Ludwigshafener Geschichte(n) RHEINPFALZ Plus Artikel Wer steckt hinter den großen Bauwerken der Stadt?

Die Walzmühle präsentiert sich damals wie heute als bauliches Gegenüber zum Mannheimer Schloss.
Die Walzmühle präsentiert sich damals wie heute als bauliches Gegenüber zum Mannheimer Schloss.

Einige große Baumeister haben in Ludwigshafen ihre Spuren hinterlassen. Sie schufen nicht nur viele Gebäude, sondern auch den bekanntesten Park der Stadt.

Mit dem in Gent geborenen Belgier Peter Anton von Verschaffelt (1710-1793) begann vor rund 250 Jahren die Ludwigshafener Baugeschichte.
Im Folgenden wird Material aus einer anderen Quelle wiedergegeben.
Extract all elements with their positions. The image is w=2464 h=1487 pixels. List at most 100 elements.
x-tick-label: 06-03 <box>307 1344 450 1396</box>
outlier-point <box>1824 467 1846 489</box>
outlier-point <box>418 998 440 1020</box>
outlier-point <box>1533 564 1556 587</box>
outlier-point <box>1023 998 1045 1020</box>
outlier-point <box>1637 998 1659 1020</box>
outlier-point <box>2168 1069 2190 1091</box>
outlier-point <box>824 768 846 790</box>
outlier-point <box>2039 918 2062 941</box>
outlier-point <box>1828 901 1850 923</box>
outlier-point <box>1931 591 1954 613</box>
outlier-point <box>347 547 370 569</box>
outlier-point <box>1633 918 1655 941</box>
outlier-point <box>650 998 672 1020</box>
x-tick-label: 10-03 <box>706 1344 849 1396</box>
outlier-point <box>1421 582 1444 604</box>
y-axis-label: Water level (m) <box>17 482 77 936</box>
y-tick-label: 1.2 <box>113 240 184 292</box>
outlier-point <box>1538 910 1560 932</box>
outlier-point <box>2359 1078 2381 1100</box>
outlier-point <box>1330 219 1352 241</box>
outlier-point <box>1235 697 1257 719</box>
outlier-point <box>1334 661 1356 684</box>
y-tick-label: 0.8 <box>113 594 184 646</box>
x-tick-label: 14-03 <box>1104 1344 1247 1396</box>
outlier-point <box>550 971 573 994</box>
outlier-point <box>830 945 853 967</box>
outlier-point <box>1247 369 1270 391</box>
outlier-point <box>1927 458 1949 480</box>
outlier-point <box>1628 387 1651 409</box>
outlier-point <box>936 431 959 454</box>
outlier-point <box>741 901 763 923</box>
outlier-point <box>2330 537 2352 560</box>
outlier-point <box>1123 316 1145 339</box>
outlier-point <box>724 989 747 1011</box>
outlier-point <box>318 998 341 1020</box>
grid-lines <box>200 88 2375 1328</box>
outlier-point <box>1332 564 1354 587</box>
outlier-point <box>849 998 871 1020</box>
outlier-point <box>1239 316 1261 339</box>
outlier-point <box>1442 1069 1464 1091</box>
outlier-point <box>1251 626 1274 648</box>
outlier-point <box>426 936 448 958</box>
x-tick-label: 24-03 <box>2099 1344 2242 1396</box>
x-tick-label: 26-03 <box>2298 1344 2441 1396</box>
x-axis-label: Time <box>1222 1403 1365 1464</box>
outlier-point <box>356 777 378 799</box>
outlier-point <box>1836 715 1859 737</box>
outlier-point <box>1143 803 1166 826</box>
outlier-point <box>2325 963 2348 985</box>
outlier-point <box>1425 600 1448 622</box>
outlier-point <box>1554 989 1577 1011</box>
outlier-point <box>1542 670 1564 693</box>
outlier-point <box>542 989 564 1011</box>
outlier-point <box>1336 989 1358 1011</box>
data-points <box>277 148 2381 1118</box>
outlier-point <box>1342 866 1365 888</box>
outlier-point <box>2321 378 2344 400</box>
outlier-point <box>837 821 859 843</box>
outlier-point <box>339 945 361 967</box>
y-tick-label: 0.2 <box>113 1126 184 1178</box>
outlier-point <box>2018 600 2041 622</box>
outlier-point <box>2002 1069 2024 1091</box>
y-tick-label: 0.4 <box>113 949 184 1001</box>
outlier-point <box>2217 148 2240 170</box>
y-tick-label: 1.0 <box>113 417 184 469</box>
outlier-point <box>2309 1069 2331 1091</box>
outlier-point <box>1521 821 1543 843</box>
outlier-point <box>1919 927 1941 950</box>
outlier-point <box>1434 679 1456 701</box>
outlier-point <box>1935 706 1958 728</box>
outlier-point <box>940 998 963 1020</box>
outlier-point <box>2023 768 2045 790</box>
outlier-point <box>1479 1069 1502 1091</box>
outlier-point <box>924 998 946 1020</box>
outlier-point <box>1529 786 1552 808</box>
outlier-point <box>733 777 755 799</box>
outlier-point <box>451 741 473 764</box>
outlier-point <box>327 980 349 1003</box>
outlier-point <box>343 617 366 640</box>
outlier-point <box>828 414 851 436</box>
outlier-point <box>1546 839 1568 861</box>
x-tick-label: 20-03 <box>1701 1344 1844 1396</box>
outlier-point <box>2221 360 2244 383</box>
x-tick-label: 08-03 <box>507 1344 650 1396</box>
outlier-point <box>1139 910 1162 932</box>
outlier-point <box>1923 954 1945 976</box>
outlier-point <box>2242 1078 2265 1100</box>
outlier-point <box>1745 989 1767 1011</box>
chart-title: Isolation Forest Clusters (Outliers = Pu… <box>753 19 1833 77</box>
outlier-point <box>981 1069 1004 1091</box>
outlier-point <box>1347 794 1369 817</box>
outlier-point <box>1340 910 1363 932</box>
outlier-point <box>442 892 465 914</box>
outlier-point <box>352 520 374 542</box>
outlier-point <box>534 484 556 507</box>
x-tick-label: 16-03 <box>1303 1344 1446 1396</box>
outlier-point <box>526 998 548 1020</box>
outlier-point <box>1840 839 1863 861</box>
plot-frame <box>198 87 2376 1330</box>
Sie ist kurioserweise damit älter als die erst hundert Jahre später entstandene Stadt. Der ab 1752 an Rhein und Neckar sesshaft gewordene belgische Baumeister, der als Nachfolger von Hofbildhauer Paul Egell

(1691-1752) an den Mannheimer Hof verpflichtet wurde, hat allerdings seine Hauptwerke rechts des Rheins geschaffen: die bereits im Bau befindliche Jesuitenkirche (1738-1760), das Zeughaus (1777-1779) und das Palais Bretzenheim (1782-1788) in Mannheim sowie den noch heute bewunderten Schlosspark in Schwetzingen. Doch auch in Ludwigshafen sind nach wie vor Ergebnisse seiner Planungen sichtbar: die zwischen 1774 und 1777 entstandene Wallfahrtskirche Mariä Himmelfahrt in Oggersheim und das wohl bereits 1770 von ihm modernisierte Herrenhaus des Zedtwitz-Hofguts in Mundenheim.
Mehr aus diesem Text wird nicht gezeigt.